Getting busy people in a room together to workshop is hard and a challenge I came across last week. I’m currently working at the wonderful ustwo as an Agile coach (who are currently hiring for Agile coach/PMs in case you were wondering). One thing that I was asked to help out with is a refresh of the guidelines around how to kick off a new project. As we had so much knowledge in the team, I wanted to make sure that everyone had a chance to help build any proposed solution, but the biggest challenge that we had was that the team is so busy with their respective projects, getting them all in a room together at the same time for a workshop session was going to be near impossible.
So we created the deconstructed workshop, a way of gathering input without needing everyone in the same place together.

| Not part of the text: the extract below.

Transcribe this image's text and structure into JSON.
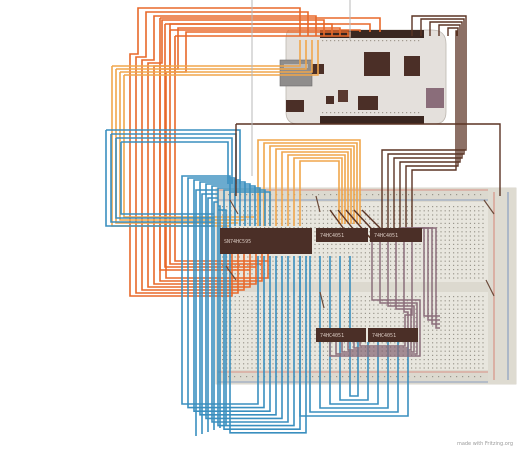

How we ran the deconstructed workshop
We put a whiteboard, post-it notes and pens in a public space that everyone could easily get to, emailed out the workshop instructions (which in this case was the anti-problem) and invited them to go to it at some point during a set day to add post-it notes. We were sat working near the board, so could answer any questions if needed.
The outcome
It was pretty successful and we got some great input, which we just wouldn’t have been able to get otherwise. It helped that we had already started people thinking about kickoff workshops through a short questionnaire that we sent out the week before, the deconstructed workshop also reinforced the answers to those questions. The team also been together for a while, so already trust each other, I don’t that it would work as well if the team didn’t know each other.